Josuah Parker wanderte unterdessen kreuz und quer über den Schrottplatz und näherte sich wie zufällig der Steinbaracke. Josuah Parker sah, daß sein Butler in diesem Bau verschwand, vermied aber peinlich, Lemmy Linen darauf aufmerksam zu machen.
»Ihr Platz gleicht einer richtigen Mausefalle«, sagte er zu dem Schrotthändler. »Wie konnte Butch Debtor Ihrer Meinung nach entkommen, Mr. Linen?«
»Was glauben Sie, wie oft ich schon danach gefragt worden bin«, antwortete der Schrotthändler. »Aber ich kann wirklich keine Antwort darauf geben, verstehen Sie? Sie müssen sich mal vorstellen, was damals hier los war. Die Polizei feuerte aus allen Rohren, die Gangster ballerten zurück, was das Zeug hielt. Ich hockte in der Steinbaracke und habe mich kaum getraut, den Kopf hochzuheben. Und dann warfen die Polizisten auch noch mit Tränengas. Da war es mit dem Zusehen ganz Essig.«
»Man hat Sie damals festgenommen, Mr. Linen?«
»Warum soll ich das verschweigen?« fragte Linen zurück. »Meine Unschuld hat sich ja bald herausgestellt.«
»Was hat man Ihnen vorgeworfen?«
»Ich soll diesen Sack mit Geld versteckt haben«, meinte Linen. »Verrückte Idee.

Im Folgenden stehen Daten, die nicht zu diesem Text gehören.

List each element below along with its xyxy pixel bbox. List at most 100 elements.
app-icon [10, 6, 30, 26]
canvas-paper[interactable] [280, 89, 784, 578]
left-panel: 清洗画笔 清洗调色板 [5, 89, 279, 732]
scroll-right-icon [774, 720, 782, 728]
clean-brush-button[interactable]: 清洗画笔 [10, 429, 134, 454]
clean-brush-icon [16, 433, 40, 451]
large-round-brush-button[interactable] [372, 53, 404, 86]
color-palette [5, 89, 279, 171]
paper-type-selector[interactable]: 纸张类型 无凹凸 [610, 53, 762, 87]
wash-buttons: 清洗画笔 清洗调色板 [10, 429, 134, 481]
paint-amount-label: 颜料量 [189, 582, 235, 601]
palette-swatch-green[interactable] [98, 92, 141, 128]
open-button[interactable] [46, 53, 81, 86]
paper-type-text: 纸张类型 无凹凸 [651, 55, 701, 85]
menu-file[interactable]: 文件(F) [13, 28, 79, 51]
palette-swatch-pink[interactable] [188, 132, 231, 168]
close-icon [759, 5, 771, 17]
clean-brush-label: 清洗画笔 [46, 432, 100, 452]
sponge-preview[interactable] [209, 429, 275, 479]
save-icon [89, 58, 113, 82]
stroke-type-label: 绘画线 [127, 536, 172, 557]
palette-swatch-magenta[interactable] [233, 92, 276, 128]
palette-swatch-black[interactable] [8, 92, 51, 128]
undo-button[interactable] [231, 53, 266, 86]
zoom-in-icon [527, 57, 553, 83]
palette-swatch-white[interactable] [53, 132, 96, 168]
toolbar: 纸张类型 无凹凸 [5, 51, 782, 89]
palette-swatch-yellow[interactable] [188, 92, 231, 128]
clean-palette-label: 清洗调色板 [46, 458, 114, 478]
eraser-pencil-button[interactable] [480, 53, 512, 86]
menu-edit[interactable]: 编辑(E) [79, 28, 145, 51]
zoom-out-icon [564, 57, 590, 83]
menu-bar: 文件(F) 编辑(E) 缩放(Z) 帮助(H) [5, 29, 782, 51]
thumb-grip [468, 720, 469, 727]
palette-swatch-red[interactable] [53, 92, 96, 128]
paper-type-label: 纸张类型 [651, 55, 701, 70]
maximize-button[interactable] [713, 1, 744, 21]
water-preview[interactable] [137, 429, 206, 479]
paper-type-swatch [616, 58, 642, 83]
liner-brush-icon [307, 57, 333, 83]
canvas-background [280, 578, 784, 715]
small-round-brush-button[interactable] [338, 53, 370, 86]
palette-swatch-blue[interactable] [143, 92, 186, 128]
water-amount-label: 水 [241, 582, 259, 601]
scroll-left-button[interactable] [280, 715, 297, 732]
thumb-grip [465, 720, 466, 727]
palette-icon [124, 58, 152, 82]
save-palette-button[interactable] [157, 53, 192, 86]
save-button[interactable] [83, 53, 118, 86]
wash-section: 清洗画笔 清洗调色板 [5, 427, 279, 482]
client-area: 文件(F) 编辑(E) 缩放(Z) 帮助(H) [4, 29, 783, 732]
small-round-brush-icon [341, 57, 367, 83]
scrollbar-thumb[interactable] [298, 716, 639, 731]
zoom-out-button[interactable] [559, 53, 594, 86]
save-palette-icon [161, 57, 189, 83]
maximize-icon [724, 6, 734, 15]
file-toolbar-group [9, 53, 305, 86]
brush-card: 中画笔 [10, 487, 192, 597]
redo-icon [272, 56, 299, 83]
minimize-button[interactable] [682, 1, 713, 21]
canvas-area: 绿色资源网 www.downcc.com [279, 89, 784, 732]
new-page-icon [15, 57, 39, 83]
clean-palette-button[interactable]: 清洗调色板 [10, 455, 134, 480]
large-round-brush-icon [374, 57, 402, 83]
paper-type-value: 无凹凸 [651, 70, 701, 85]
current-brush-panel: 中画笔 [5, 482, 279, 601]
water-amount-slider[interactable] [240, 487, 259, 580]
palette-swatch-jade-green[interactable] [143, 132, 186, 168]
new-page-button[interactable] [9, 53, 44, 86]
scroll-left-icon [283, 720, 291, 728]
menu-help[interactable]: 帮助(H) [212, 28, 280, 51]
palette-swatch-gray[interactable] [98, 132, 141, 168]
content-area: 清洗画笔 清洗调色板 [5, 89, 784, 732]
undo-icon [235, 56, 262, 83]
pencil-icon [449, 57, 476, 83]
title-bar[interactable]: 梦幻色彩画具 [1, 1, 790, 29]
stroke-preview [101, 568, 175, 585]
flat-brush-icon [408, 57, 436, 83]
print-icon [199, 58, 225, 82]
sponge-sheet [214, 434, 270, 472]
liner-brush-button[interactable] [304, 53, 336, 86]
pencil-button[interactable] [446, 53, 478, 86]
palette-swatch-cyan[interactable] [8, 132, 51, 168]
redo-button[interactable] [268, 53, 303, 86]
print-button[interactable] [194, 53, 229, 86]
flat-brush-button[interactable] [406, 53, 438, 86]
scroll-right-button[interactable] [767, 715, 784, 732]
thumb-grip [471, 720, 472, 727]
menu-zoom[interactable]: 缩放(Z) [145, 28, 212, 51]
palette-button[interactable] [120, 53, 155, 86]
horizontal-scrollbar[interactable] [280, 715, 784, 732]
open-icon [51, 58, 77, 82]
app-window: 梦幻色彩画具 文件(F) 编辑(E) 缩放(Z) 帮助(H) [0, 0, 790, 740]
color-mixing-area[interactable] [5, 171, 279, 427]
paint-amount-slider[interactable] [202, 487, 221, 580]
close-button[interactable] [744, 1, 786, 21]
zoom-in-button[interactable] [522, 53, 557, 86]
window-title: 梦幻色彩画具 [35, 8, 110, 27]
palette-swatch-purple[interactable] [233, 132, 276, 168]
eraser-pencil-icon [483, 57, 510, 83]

Die Polizei hat meinen Platz auf den Kopf gestellt, das können Sie mir glauben Sie hat jeden Quadratzentimeter abgesucht.«
»Aber das Geld blieb verschwunden, wie?«
»Nicht einen einzigen Schein konnte man entdecken.«
»Angenommen, die Gangster brachten das Geld mit hierher«, sagte Mike Rander. »Wohin könnten Sie es versteckt haben?«
»Keine Ahnung«, erwiderte Linen. »Sie sind doch auf dem Platz. Wo hätte man so einen vollgestopften Sack verstauen sollen, ja, wo? Und das alles in dieser Aufregung? Nee, nee, meine Meinung ist die, daß die Gangster die Scheine unterwegs losgeworden sind.«
»Wie aber konnte einer der Gangster verschwinden?«
»Sehen Sie die Wand da hinten?«
Lemmy Linen hatte sich etwas umgedreht und zeigte auf die niedrigste der drei Brandmauern. Hinter ihr war ein flaches, geteertes Dach zu erkennen. Es stand auf einem Nachbargrundstück.

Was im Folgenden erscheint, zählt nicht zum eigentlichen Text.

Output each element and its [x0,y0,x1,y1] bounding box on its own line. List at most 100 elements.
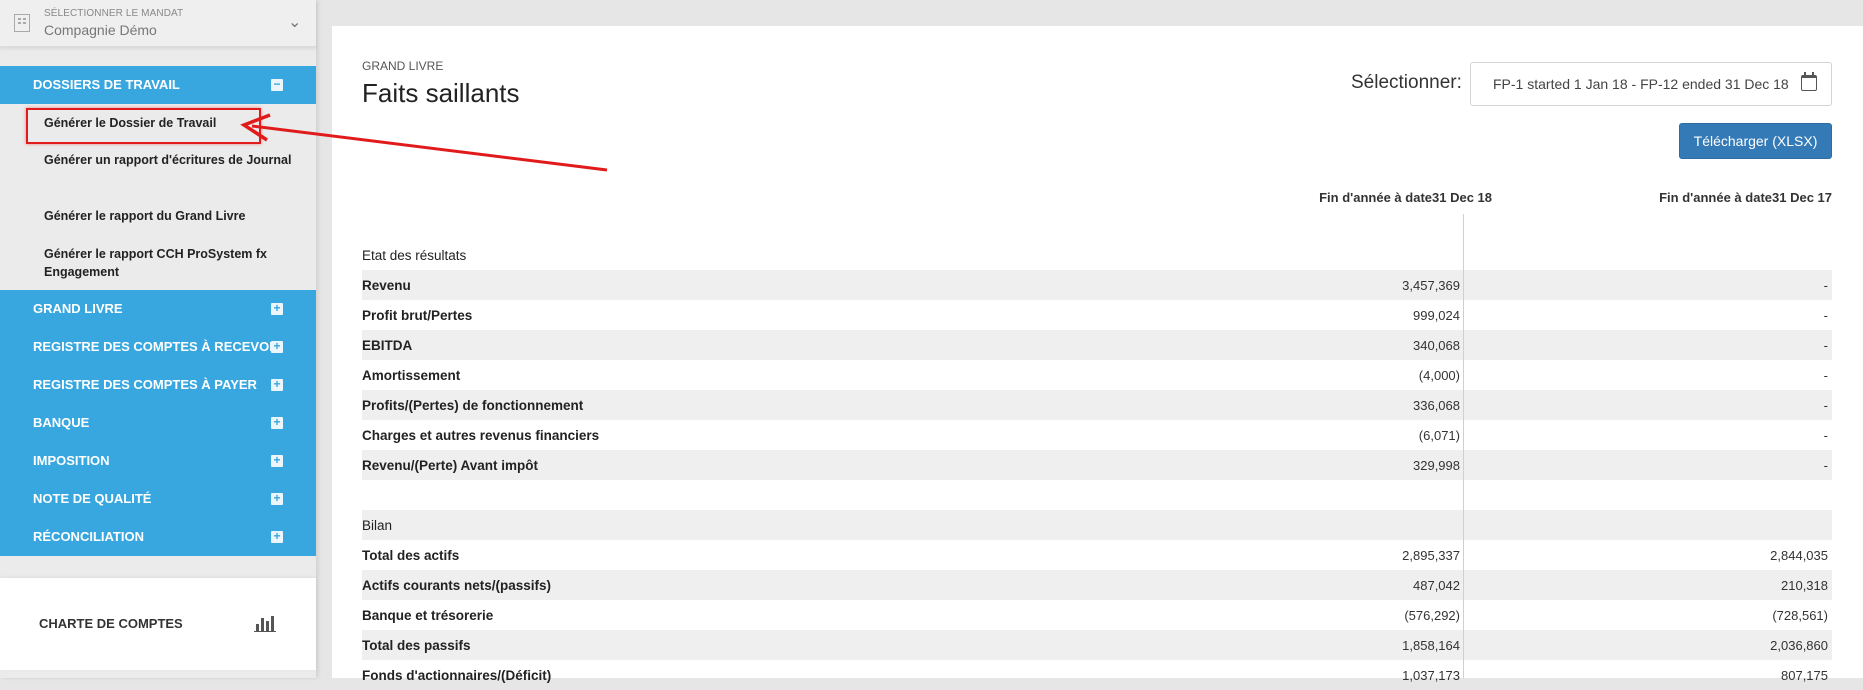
table-row: Banque et trésorerie (576,292) (728,561) [362,600,1832,630]
section-label: REGISTRE DES COMPTES À RECEVOIR [33,339,283,354]
table-row: Actifs courants nets/(passifs) 487,042 210… [362,570,1832,600]
row-label: Charges et autres revenus financiers [362,428,600,443]
breadcrumb: GRAND LIVRE [362,59,444,73]
expand-icon[interactable]: + [271,340,283,353]
table-row: Fonds d'actionnaires/(Déficit) 1,037,173 8… [362,660,1832,690]
row-value-2018: 487,042 [1413,578,1460,593]
period-picker[interactable]: FP-1 started 1 Jan 18 - FP-12 ended 31 D… [1470,62,1832,106]
row-label: Amortissement [362,368,461,383]
table-row: Profit brut/Pertes 999,024 - [362,300,1832,330]
row-value-2017: - [1823,428,1828,443]
row-value-2018: 1,858,164 [1402,638,1460,653]
row-label: Revenu/(Perte) Avant impôt [362,458,539,473]
row-value-2017: 807,175 [1781,668,1828,683]
section-banque[interactable]: BANQUE + [0,404,316,442]
table-row: Amortissement (4,000) - [362,360,1832,390]
mandate-caption: SÉLECTIONNER LE MANDAT [44,8,184,19]
row-value-2017: - [1823,368,1828,383]
table-row: Profits/(Pertes) de fonctionnement 336,06… [362,390,1832,420]
highlight-box [26,108,261,144]
row-label: EBITDA [362,338,413,353]
table-row: Total des passifs 1,858,164 2,036,860 [362,630,1832,660]
section-comptes-recevoir[interactable]: REGISTRE DES COMPTES À RECEVOIR + [0,328,316,366]
section-label: BANQUE [33,415,90,430]
row-value-2018: 3,457,369 [1402,278,1460,293]
row-value-2018: (6,071) [1418,428,1460,443]
row-label: Total des actifs [362,548,460,563]
row-value-2018: 336,068 [1413,398,1460,413]
building-icon [14,14,30,32]
row-value-2017: - [1823,458,1828,473]
table-row: Charges et autres revenus financiers (6,0… [362,420,1832,450]
section-label: DOSSIERS DE TRAVAIL [33,77,180,92]
section-imposition[interactable]: IMPOSITION + [0,442,316,480]
section-label: GRAND LIVRE [33,301,123,316]
section-dossiers-de-travail[interactable]: DOSSIERS DE TRAVAIL − [0,66,316,104]
row-value-2017: - [1823,278,1828,293]
column-header-2018: Fin d'année à date31 Dec 18 [1319,190,1492,205]
row-value-2018: (576,292) [1404,608,1460,623]
table-row: Revenu 3,457,369 - [362,270,1832,300]
expand-icon[interactable]: + [271,416,283,429]
row-label: Total des passifs [362,638,471,653]
section-label: IMPOSITION [33,453,110,468]
row-value-2017: 210,318 [1781,578,1828,593]
section-note-qualite[interactable]: NOTE DE QUALITÉ + [0,480,316,518]
row-value-2017: - [1823,308,1828,323]
row-label: Banque et trésorerie [362,608,494,623]
sub-item-cch-report[interactable]: Générer le rapport CCH ProSystem fx Enga… [44,245,294,281]
chart-of-accounts-label: CHARTE DE COMPTES [39,616,183,631]
mandate-selector[interactable]: SÉLECTIONNER LE MANDAT Compagnie Démo ⌄ [0,0,316,47]
section-reconciliation[interactable]: RÉCONCILIATION + [0,518,316,556]
row-value-2018: 340,068 [1413,338,1460,353]
column-header-2017: Fin d'année à date31 Dec 17 [1659,190,1832,205]
row-value-2018: 999,024 [1413,308,1460,323]
row-value-2018: (4,000) [1418,368,1460,383]
row-value-2018: 329,998 [1413,458,1460,473]
calendar-icon[interactable] [1801,72,1817,91]
row-value-2017: - [1823,338,1828,353]
table-row: Revenu/(Perte) Avant impôt 329,998 - [362,450,1832,480]
page-title: Faits saillants [362,78,520,108]
column-divider [1463,214,1464,678]
row-value-2017: - [1823,398,1828,413]
chevron-down-icon[interactable]: ⌄ [288,12,301,32]
sub-item-journal-report[interactable]: Générer un rapport d'écritures de Journa… [44,151,294,169]
row-value-2017: 2,844,035 [1770,548,1828,563]
row-value-2018: 1,037,173 [1402,668,1460,683]
period-select-label: Sélectionner: [1351,72,1462,93]
section-label: NOTE DE QUALITÉ [33,491,152,506]
section-comptes-payer[interactable]: REGISTRE DES COMPTES À PAYER + [0,366,316,404]
row-value-2017: 2,036,860 [1770,638,1828,653]
bar-chart-icon[interactable] [254,614,276,632]
sidebar: SÉLECTIONNER LE MANDAT Compagnie Démo ⌄ … [0,0,316,678]
table-row: Etat des résultats [362,240,1832,270]
section-label: RÉCONCILIATION [33,529,144,544]
row-value-2017: (728,561) [1772,608,1828,623]
sub-item-ledger-report[interactable]: Générer le rapport du Grand Livre [44,207,294,225]
section-label: REGISTRE DES COMPTES À PAYER [33,377,257,392]
row-label: Profits/(Pertes) de fonctionnement [362,398,584,413]
expand-icon[interactable]: + [271,530,283,543]
download-xlsx-button[interactable]: Télécharger (XLSX) [1679,123,1832,159]
row-label: Bilan [362,518,393,533]
expand-icon[interactable]: + [271,302,283,315]
row-label: Etat des résultats [362,248,467,263]
expand-icon[interactable]: + [271,378,283,391]
table-row: EBITDA 340,068 - [362,330,1832,360]
row-label: Actifs courants nets/(passifs) [362,578,552,593]
chart-of-accounts-card[interactable]: CHARTE DE COMPTES [0,578,316,670]
row-label: Profit brut/Pertes [362,308,473,323]
period-value: FP-1 started 1 Jan 18 - FP-12 ended 31 D… [1493,76,1789,92]
collapse-icon[interactable]: − [271,78,283,91]
row-label: Fonds d'actionnaires/(Déficit) [362,668,552,683]
table-row [362,480,1832,510]
mandate-name: Compagnie Démo [44,22,157,38]
table-row: Bilan [362,510,1832,540]
expand-icon[interactable]: + [271,492,283,505]
row-label: Revenu [362,278,411,293]
main-panel: GRAND LIVRE Faits saillants Sélectionner… [332,26,1863,683]
section-grand-livre[interactable]: GRAND LIVRE + [0,290,316,328]
table-row: Total des actifs 2,895,337 2,844,035 [362,540,1832,570]
expand-icon[interactable]: + [271,454,283,467]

»Eine ganz glatte Mauer«, sagte Mike Rander.
»Das ist eben der Irrtum«, antwortete Linen. »Wir sollten mal näher rangehen. Dann werden Sie merken, worauf ich hinaus will.«
»Ich lasse mich gern überraschen«, sagte Rander lächelnd. »Noch weiß ich nicht, worauf Sie anspielen.«
Sie gingen um einen Berg von Autowracks herum und blieben am Fuß der Mauer stehen.